I’ll plump for the latter without going quite as far as a feed of tripe and drisheen or bangers and mash. But I’d certainly find restorative healing through the in-house savoury tarts, perhaps one with Ballinrostig smoked cheese, potato, leek and caramelised onions, washed down with a glass from the tidy little wine list.
A drink before dinner
There’s all manner of fine establishments in Cork offering a pre-dinner drink after a hard day’s pounding the pavements in search of stocking fillers, from the amped-up exuberance of cocktails in Cask to the craft beer heaven of Impala.

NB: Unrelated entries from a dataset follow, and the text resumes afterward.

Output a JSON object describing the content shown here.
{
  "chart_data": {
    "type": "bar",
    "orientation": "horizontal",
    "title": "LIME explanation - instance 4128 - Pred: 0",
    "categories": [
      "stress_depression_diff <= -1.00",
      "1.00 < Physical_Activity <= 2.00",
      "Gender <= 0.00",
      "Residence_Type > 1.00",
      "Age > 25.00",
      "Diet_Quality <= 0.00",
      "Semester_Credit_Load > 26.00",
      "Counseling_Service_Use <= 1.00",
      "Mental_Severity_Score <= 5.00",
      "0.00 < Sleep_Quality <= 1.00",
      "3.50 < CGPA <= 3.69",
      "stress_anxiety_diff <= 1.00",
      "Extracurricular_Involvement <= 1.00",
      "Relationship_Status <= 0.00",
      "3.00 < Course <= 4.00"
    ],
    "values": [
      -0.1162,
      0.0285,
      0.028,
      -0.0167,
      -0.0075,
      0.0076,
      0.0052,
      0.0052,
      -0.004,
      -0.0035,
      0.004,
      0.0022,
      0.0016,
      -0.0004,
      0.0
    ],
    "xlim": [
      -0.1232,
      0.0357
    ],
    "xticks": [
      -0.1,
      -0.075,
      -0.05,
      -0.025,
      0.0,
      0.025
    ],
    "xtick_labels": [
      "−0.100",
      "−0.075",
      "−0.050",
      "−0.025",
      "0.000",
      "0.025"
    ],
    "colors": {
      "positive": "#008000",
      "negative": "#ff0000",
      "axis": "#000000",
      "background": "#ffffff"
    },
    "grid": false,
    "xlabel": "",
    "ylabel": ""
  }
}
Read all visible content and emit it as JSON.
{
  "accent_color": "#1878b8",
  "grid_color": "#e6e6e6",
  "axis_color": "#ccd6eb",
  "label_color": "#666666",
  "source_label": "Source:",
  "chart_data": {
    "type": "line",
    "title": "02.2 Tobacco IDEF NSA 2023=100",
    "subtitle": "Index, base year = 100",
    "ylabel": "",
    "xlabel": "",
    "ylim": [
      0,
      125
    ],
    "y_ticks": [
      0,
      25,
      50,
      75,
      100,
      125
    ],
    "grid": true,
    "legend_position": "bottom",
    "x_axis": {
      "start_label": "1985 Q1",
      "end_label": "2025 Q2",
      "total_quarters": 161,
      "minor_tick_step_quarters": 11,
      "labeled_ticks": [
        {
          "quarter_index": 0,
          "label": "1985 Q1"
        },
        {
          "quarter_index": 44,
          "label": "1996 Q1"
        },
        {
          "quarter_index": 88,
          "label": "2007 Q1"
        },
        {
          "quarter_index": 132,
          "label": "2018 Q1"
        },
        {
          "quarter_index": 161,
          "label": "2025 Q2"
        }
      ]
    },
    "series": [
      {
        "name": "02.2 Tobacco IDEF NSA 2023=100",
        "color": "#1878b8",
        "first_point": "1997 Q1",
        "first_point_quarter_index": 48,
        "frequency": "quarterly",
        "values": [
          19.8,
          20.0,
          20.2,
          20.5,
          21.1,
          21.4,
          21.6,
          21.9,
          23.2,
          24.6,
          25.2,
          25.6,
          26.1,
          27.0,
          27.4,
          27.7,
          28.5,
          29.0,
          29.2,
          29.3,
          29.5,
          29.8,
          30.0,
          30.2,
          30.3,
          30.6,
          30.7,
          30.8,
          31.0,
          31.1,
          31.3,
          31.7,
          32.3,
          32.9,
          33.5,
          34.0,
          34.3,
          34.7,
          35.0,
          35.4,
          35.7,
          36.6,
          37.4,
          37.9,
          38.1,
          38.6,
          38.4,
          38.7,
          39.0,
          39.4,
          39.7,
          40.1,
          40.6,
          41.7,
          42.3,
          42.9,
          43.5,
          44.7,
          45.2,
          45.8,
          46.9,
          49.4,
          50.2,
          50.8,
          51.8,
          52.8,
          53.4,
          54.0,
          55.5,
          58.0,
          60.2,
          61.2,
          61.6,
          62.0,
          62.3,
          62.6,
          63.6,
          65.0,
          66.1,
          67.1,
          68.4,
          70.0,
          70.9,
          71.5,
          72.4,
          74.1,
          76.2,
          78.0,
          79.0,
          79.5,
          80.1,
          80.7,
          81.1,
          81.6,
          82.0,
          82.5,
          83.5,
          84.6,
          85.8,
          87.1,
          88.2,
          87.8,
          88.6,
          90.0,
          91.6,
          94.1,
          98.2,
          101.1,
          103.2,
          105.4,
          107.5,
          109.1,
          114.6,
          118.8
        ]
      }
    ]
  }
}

My preferred option at Christmas, when the comfort of tradition always holds sway, still leaves a bewildering array of choices. But I tend to plump for Tom Barry’s, one of the cosiest and most atmospheric pubs in the city (and also home to a fine partially-covered beer garden), but it is also right next door to our evening’s dinner venue.
Pigalle Bar & Kitchen is stylish yet warmly welcoming, delivering a sublimely relaxed take on that ‘big night out’ feeling. The food from chef Mark Ahern’s kitchen is superbly rendered based on some of the finest produce in the land.
And that cocktail you may have hankered after earlier? Well, Pigalle has a cracking list of those as well.